テザ 慟哭の大地(2008年製作の映画)
5.0
【ハードコアな『ブルックリン』】
エチオピアと聞くと何を浮かべるだろうか?地理専攻だと、人類の古をエチオピアから感じ取るだろう。政治専攻とかだと、最貧困とかコーヒーのイメージを抱くだろう。どちらにせよ、現代文明から隔絶された印象を受ける。

また、シネフィルや映画評論家はフランス映画、アメリカ映画、中国映画は国ごとにラベリングするのに対してアフリカはアフリカ一纏めにしがちである。
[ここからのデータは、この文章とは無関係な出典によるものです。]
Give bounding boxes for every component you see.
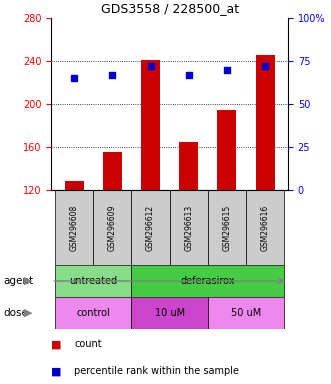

そして、文明とは隔絶された異次元の映画を物珍しげに褒めがちだ。数年前、アフリカ映画を観漁っていたブンブンも結局のところ、国ごとの特色は把握できず、かといってアフリカ映画監督の作家性を見分けることはできなかった(セネガル映画くらいはしっかり分析したかったなー)。そんなブンブンに怒りの雷か!エチオピアの凄い作品と邂逅し猛省した。

『テザ 慟哭の大地』はあっと驚くショット、文明と隔絶された土地と都会、海外との対比により、非常に高度な社会批判を魅せてくれた。
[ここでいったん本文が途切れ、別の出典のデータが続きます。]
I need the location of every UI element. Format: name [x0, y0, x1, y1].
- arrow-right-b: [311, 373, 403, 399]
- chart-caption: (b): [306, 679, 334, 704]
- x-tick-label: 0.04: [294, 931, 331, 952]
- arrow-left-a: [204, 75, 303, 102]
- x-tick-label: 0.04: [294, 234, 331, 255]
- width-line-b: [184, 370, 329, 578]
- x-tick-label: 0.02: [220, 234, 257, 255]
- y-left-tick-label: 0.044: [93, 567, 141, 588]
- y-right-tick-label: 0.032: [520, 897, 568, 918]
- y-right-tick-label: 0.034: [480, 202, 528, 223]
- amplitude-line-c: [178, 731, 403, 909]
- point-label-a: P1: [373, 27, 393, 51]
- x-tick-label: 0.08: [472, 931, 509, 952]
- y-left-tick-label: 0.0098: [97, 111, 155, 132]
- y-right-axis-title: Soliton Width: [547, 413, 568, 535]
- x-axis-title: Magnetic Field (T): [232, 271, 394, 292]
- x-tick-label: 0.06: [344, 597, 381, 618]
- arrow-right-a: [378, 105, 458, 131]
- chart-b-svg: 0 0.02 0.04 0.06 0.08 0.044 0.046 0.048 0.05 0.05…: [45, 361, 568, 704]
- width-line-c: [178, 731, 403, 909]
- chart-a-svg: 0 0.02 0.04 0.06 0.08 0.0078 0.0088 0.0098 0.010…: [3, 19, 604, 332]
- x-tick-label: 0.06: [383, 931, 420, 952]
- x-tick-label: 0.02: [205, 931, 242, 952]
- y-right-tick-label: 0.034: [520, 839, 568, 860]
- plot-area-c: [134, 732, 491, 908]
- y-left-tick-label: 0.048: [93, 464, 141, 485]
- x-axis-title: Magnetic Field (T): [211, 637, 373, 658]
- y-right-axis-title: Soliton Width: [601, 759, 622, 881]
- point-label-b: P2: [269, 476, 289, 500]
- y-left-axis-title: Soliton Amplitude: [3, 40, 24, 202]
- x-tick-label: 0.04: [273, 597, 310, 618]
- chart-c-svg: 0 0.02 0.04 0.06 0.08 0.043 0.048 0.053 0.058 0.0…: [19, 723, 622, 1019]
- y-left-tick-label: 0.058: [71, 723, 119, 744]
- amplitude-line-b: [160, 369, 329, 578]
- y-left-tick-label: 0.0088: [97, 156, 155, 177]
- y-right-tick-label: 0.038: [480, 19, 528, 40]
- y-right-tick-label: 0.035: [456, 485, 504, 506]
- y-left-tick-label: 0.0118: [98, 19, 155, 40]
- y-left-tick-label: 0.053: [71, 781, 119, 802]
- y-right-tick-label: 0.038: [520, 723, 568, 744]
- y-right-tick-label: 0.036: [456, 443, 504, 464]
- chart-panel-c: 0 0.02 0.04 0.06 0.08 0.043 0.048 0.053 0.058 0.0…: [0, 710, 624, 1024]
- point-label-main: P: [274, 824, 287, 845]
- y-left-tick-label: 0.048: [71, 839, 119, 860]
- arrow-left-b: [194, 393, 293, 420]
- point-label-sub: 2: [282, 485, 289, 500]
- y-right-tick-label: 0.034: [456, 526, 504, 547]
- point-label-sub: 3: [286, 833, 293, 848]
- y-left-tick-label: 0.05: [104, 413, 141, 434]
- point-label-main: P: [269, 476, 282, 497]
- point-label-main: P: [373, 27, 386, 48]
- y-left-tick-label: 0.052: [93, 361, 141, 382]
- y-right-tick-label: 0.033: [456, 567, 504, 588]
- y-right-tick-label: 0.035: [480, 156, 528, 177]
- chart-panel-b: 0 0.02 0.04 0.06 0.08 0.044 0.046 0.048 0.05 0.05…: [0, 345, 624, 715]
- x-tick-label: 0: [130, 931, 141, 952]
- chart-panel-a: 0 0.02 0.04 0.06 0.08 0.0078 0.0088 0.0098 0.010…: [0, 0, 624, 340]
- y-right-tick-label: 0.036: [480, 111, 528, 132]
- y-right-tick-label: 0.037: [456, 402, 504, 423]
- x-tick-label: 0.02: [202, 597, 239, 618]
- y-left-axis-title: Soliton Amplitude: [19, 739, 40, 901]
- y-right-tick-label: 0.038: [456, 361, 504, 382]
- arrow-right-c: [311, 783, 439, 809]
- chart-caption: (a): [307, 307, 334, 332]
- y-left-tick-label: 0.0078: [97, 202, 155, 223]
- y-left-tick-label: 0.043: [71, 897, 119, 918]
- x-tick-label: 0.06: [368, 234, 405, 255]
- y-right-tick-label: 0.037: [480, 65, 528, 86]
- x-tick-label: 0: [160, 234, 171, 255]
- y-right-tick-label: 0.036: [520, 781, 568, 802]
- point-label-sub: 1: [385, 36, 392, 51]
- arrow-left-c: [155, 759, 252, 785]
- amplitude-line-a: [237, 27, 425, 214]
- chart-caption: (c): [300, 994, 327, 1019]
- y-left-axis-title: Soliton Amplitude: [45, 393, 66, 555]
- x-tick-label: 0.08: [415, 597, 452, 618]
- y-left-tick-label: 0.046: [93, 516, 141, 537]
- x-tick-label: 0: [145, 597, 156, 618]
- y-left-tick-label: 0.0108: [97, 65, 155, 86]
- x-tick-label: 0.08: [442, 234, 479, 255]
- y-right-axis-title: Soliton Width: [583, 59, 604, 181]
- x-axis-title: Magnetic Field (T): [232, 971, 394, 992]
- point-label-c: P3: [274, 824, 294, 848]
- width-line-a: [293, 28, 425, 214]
本作は言うならばエチオピア版『ブルックリン』だ。『ブルックリン』では、何故留学帰り、海外帰りの人は「かぶれているのか」という謎を解明した作品。留学した人ですらまともに語れていない視点と、「かぶれ」の先に待つ二重のアイデンティティの確立の美しき世界を魅せてくれた傑作だ。

このシチュエーションがエチオピアに移るとハードなものへと変わる。貧しき国エチオピアの代表としてドイツに青年は渡る。留学先で、黒人女性が差別を主張し、白人のルームメイトとバトルをする。浅くて主観が強すぎる喧嘩に青年は辟易する。彼は知識を得て、エチオピアの政治がよくないと思い活動するのだが、ドンドン疲弊して負傷してしまう。トラウマを抱え、挫折を抱え、村に戻ると、彼の知識は一切通用しない。悪魔に取り憑かれたのではと水をかけられたり、よそよそしく彼を避ける。エチオピアという国全体も変えることができなければ、村一つ救えない。エリートだが、何もできずにただ路傍の石として存在するだけの青年のアイデンティティが崩壊する過程を彼の心の視点で描いていく。
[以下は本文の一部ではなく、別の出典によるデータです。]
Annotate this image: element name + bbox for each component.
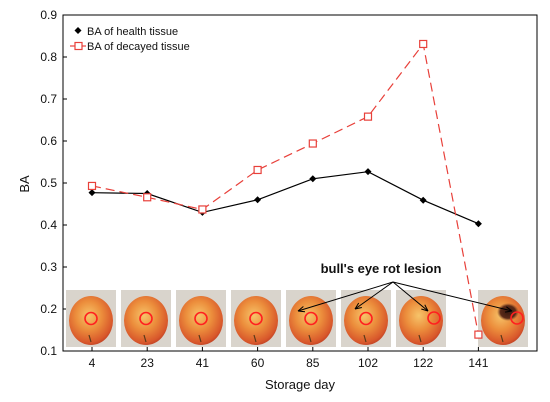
measurement-circle xyxy=(139,311,153,326)
y-axis: 0.1 0.2 0.3 0.4 0.5 0.6 0.7 0.8 0.9 xyxy=(40,8,67,358)
data-point-decayed xyxy=(308,139,317,148)
data-point-health xyxy=(419,196,427,204)
x-tick-label: 141 xyxy=(468,356,488,370)
data-point-health xyxy=(88,189,96,197)
measurement-circle xyxy=(194,311,208,326)
x-axis: 4 23 41 60 85 102 122 141 xyxy=(89,347,489,370)
legend-marker-diamond xyxy=(74,27,82,34)
annotation-arrowhead xyxy=(354,302,362,310)
legend-label-health: BA of health tissue xyxy=(87,26,178,38)
measurement-circle xyxy=(249,311,263,326)
measurement-circle xyxy=(359,311,373,326)
y-tick-label: 0.7 xyxy=(40,92,57,106)
apple-photo xyxy=(478,290,528,347)
data-point-decayed xyxy=(419,39,428,49)
measurement-circle xyxy=(84,311,98,326)
apple-photo xyxy=(176,290,226,347)
y-tick-label: 0.4 xyxy=(40,218,57,232)
x-tick-label: 85 xyxy=(306,356,320,370)
apple-shape xyxy=(344,296,388,345)
measurement-circle xyxy=(427,311,441,325)
data-point-decayed xyxy=(143,193,152,202)
annotation-arrow xyxy=(297,281,394,312)
measurement-circle xyxy=(304,311,318,326)
legend-item-decayed: BA of decayed tissue xyxy=(70,41,190,53)
annotation-arrowhead xyxy=(421,304,429,312)
apple-photo-strip xyxy=(66,290,528,347)
apple-stem xyxy=(143,334,147,343)
data-point-decayed xyxy=(87,181,97,191)
apple-shape xyxy=(69,296,113,345)
apple-stem xyxy=(88,334,92,343)
data-point-health xyxy=(254,196,262,204)
apple-stem xyxy=(500,334,504,343)
annotation-arrow xyxy=(354,281,394,310)
apple-shape xyxy=(124,296,168,345)
data-point-decayed xyxy=(474,330,483,339)
apple-photo xyxy=(121,290,171,347)
data-point-decayed xyxy=(363,112,373,121)
legend-item-health: BA of health tissue xyxy=(74,26,178,38)
x-tick-label: 23 xyxy=(141,356,155,370)
apple-photo xyxy=(341,290,391,347)
series-line-health xyxy=(91,171,479,225)
y-tick-label: 0.9 xyxy=(40,8,57,22)
legend-label-decayed: BA of decayed tissue xyxy=(87,41,190,53)
y-axis-title: BA xyxy=(17,175,32,193)
annotation-arrow xyxy=(392,281,513,312)
data-point-health xyxy=(474,220,482,228)
series-line-decayed xyxy=(91,42,479,335)
data-point-health xyxy=(309,175,317,183)
x-tick-label: 122 xyxy=(413,356,433,370)
apple-stem xyxy=(253,334,257,343)
annotation-arrowhead xyxy=(505,306,513,313)
apple-shape xyxy=(234,296,278,345)
apple-photo xyxy=(66,290,116,347)
apple-shape xyxy=(289,296,333,345)
apple-stem xyxy=(418,334,422,343)
annotation-arrow xyxy=(392,281,429,312)
data-point-health xyxy=(364,168,372,176)
apple-shape xyxy=(179,296,223,345)
x-axis-title: Storage day xyxy=(265,377,336,392)
y-tick-label: 0.3 xyxy=(40,260,57,274)
apple-photo xyxy=(396,290,446,347)
apple-photo xyxy=(286,290,336,347)
annotation-label: bull's eye rot lesion xyxy=(321,261,442,276)
x-tick-label: 41 xyxy=(196,356,210,370)
x-tick-label: 60 xyxy=(251,356,265,370)
annotation-arrows xyxy=(297,281,513,313)
data-point-decayed xyxy=(198,205,207,214)
y-tick-label: 0.5 xyxy=(40,176,57,190)
y-tick-label: 0.6 xyxy=(40,134,57,148)
apple-photo xyxy=(231,290,281,347)
y-tick-label: 0.2 xyxy=(40,302,57,316)
measurement-circle xyxy=(510,311,524,325)
legend-marker-square xyxy=(74,41,83,51)
x-tick-label: 4 xyxy=(89,356,96,370)
apple-shape xyxy=(481,296,525,345)
apple-shape xyxy=(399,296,443,345)
apple-stem xyxy=(308,334,312,343)
apple-stem xyxy=(198,334,202,343)
data-point-decayed xyxy=(253,165,262,175)
y-tick-label: 0.8 xyxy=(40,50,57,64)
legend: BA of health tissue BA of decayed tissue xyxy=(70,26,190,53)
x-tick-label: 102 xyxy=(358,356,378,370)
apple-stem xyxy=(363,334,367,343)
annotation-arrowhead xyxy=(297,306,306,313)
series-layer xyxy=(87,39,483,339)
y-tick-label: 0.1 xyxy=(40,344,57,358)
だから過去、現在が入り乱れ、観客は浮遊する物語に錯乱する。2つの国のアイデンティティを持った者は誰しも『ブルックリン』のように2つの故郷を持てるわけではない。1つの故郷すら持てないのかもしれない。まさしく、どんづまったエチオピアの慟哭に動揺されっぱなしな一本でした。